Anoche, mientras estaba sentado en mi butaca de cine viendo “Múltiple”, llegué por fin al fondo de mi bache emocional. Sentí por dentro que ya había llegado abajo. Que no había más suelo. Así que apoyé los dos pies y me impulsé hacia arriba. Ahora ya estoy subiendo. Me lo noto porque pienso en cosas bonitas y me apetece construir, inventar y levantar. Y me siento capaz y veloz, dentro de mi cabezota de pelos imposibles. Yo puedo. Lo noto. Se esconde el mierda y asoma el superhéroe. ¿Ves? ya te dije que era cuestión solo de esperar el cambio de la marea. Como siempre.

El día 14 es el cumpleaños de Simón. Le preguntamos qué quería. Siempre que llega un cumpleaños, preguntamos lo mismo. “¿Qué quieres?” Da igual que el homenajeado sea Simón, que María, que Jon, que yo. El del cumpleaños manda y su deseo marca la pauta. Puede pedir cualquier cosa, porque hasta la chorrada más chorra se respetará, se valorará y se intentará. Y no vale reírse, ni dar tu opinión. Porque el del cumpleaños manda y punto. “Quiero una fiesta con dinosaurios” “¡Fantástico!” “Quiero ver el mar” “¡genial idea!” “Me gustaría una tarta de chocolate y fresas” “¡La tendrás!” “Lo único que quiero son patatas fritas y ver una peli” “¡Perfecto!” En los pocos años que llevamos juntos como tribu, hemos ido de los deseos más básicos a los más complicados, siempre con el mismo tiento. Esta vez el deseo de Simón ha sido ir a un concierto de rock (la batería le está poseyendo.

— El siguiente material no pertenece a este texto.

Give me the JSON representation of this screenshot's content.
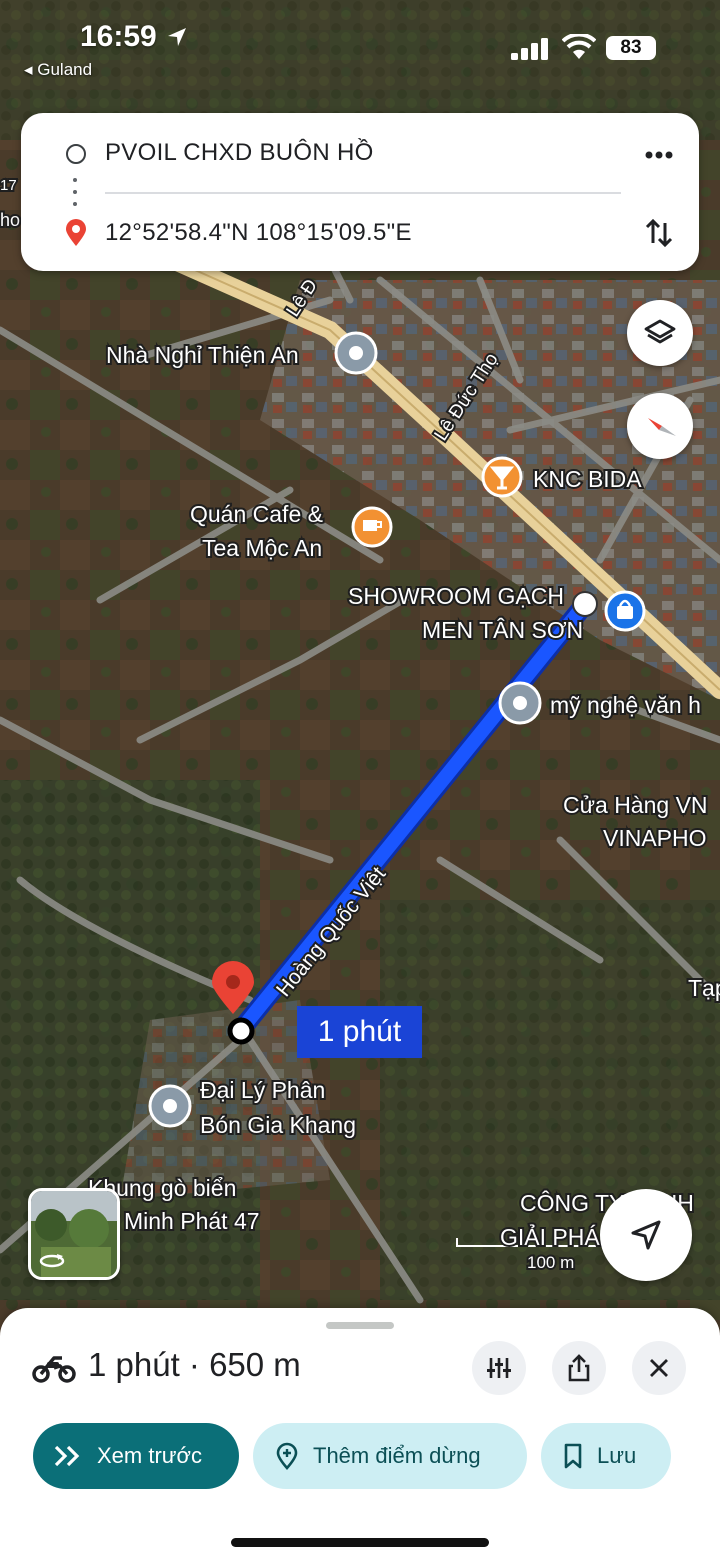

Entre eso y el vegetarianismo pro animalista, terminará siendo una persona guais y nos dará sopas con honda a los pobres mortales comedores de fabada que tocan dos acordes de guitarra y encima mal). Está dentro de los deseos chungos pero no imposibles. En realidad, imposible is nothing (lo dicen esos que venden chándals), así que…como no podíamos llevar al niño en la sala de conciertos, hemos decidido llevar el concierto al niño. Montaña, Mahoma… todo ese rollo.

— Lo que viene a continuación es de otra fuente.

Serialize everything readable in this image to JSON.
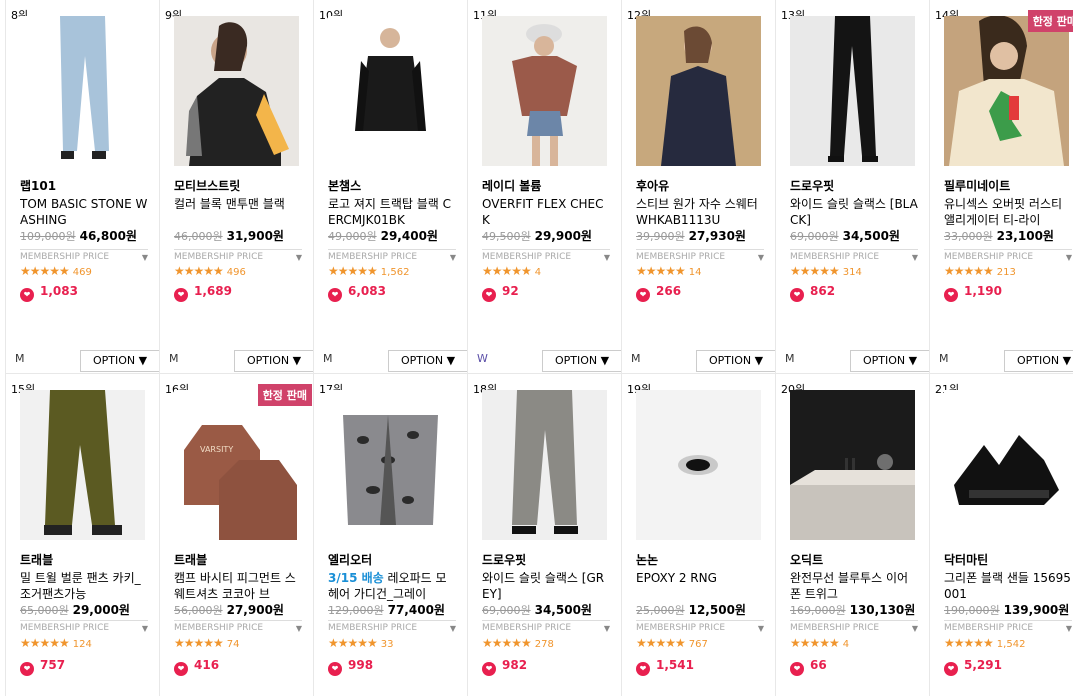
{
  "row1": [
    {
      "rank": "8위",
      "brand": "랩101",
      "name": "TOM BASIC STONE WASHING",
      "orig": "109,000원",
      "price": "46,800원",
      "member": "MEMBERSHIP PRICE",
      "stars": "★★★★★",
      "reviews": "469",
      "likes": "1,083",
      "size": "M",
      "option": "OPTION ▼",
      "badge": ""
    },
    {
      "rank": "9위",
      "brand": "모티브스트릿",
      "name": "컬러 블록 맨투맨 블랙",
      "orig": "46,000원",
      "price": "31,900원",
      "member": "MEMBERSHIP PRICE",
      "stars": "★★★★★",
      "reviews": "496",
      "likes": "1,689",
      "size": "M",
      "option": "OPTION ▼",
      "badge": ""
    },
    {
      "rank": "10위",
      "brand": "본챔스",
      "name": "로고 져지 트랙탑 블랙 CERCMJK01BK",
      "orig": "49,000원",
      "price": "29,400원",
      "member": "MEMBERSHIP PRICE",
      "stars": "★★★★★",
      "reviews": "1,562",
      "likes": "6,083",
      "size": "M",
      "option": "OPTION ▼",
      "badge": ""
    },
    {
      "rank": "11위",
      "brand": "레이디 볼륨",
      "name": "OVERFIT FLEX CHECK",
      "orig": "49,500원",
      "price": "29,900원",
      "member": "MEMBERSHIP PRICE",
      "stars": "★★★★★",
      "reviews": "4",
      "likes": "92",
      "size": "W",
      "option": "OPTION ▼",
      "badge": ""
    },
    {
      "rank": "12위",
      "brand": "후아유",
      "name": "스티브 원가 자수 스웨터 WHKAB1113U",
      "orig": "39,900원",
      "price": "27,930원",
      "member": "MEMBERSHIP PRICE",
      "stars": "★★★★★",
      "reviews": "14",
      "likes": "266",
      "size": "M",
      "option": "OPTION ▼",
      "badge": ""
    },
    {
      "rank": "13위",
      "brand": "드로우핏",
      "name": "와이드 슬릿 슬랙스 [BLACK]",
      "orig": "69,000원",
      "price": "34,500원",
      "member": "MEMBERSHIP PRICE",
      "stars": "★★★★★",
      "reviews": "314",
      "likes": "862",
      "size": "M",
      "option": "OPTION ▼",
      "badge": ""
    },
    {
      "rank": "14위",
      "brand": "필루미네이트",
      "name": "유니섹스 오버핏 러스티 앨리게이터 티-라이",
      "orig": "33,000원",
      "price": "23,100원",
      "member": "MEMBERSHIP PRICE",
      "stars": "★★★★★",
      "reviews": "213",
      "likes": "1,190",
      "size": "M",
      "option": "OPTION ▼",
      "badge": "한정 판매"
    }
  ],
  "row2": [
    {
      "rank": "15위",
      "brand": "트래블",
      "name": "밀 트윌 벌룬 팬츠 카키_조거팬츠가능",
      "orig": "65,000원",
      "price": "29,000원",
      "member": "MEMBERSHIP PRICE",
      "stars": "★★★★★",
      "reviews": "124",
      "likes": "757",
      "badge": "",
      "shipping": ""
    },
    {
      "rank": "16위",
      "brand": "트래블",
      "name": "캠프 바시티 피그먼트 스웨트셔츠 코코아 브",
      "orig": "56,000원",
      "price": "27,900원",
      "member": "MEMBERSHIP PRICE",
      "stars": "★★★★★",
      "reviews": "74",
      "likes": "416",
      "badge": "한정 판매",
      "shipping": ""
    },
    {
      "rank": "17위",
      "brand": "엘리오터",
      "name": "레오파드 모헤어 가디건_그레이",
      "orig": "129,000원",
      "price": "77,400원",
      "member": "MEMBERSHIP PRICE",
      "stars": "★★★★★",
      "reviews": "33",
      "likes": "998",
      "badge": "",
      "shipping": "3/15 배송"
    },
    {
      "rank": "18위",
      "brand": "드로우핏",
      "name": "와이드 슬릿 슬랙스 [GREY]",
      "orig": "69,000원",
      "price": "34,500원",
      "member": "MEMBERSHIP PRICE",
      "stars": "★★★★★",
      "reviews": "278",
      "likes": "982",
      "badge": "",
      "shipping": ""
    },
    {
      "rank": "19위",
      "brand": "논논",
      "name": "EPOXY 2 RNG",
      "orig": "25,000원",
      "price": "12,500원",
      "member": "MEMBERSHIP PRICE",
      "stars": "★★★★★",
      "reviews": "767",
      "likes": "1,541",
      "badge": "",
      "shipping": ""
    },
    {
      "rank": "20위",
      "brand": "오딕트",
      "name": "완전무선 블루투스 이어폰 트위그",
      "orig": "169,000원",
      "price": "130,130원",
      "member": "MEMBERSHIP PRICE",
      "stars": "★★★★★",
      "reviews": "4",
      "likes": "66",
      "badge": "",
      "shipping": ""
    },
    {
      "rank": "21위",
      "brand": "닥터마틴",
      "name": "그리폰 블랙 샌들 15695001",
      "orig": "190,000원",
      "price": "139,900원",
      "member": "MEMBERSHIP PRICE",
      "stars": "★★★★★",
      "reviews": "1,542",
      "likes": "5,291",
      "badge": "",
      "shipping": ""
    }
  ],
  "icons": {
    "heart": "heart-icon",
    "triangle": "dropdown-triangle-icon"
  },
  "colors": {
    "accent": "#e8204f",
    "star": "#f0952d",
    "badge": "#d0426a",
    "shipping": "#1a8fd6"
  }
}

Trece días para montar una fiesta de rock. A Jon se le ocurre montar un miniescenario donde todos puedan actúar y cantar. A mí un karaoke (un escenario sin karaoke, no es escenario ni nada ¿no?), rigurosa etiqueta rockera, tatuajes de quita y pon, barra libre de cresta-maquillaje rockero, guitarras eléctricas yyyyyyy… y… y… y admito sugerencias.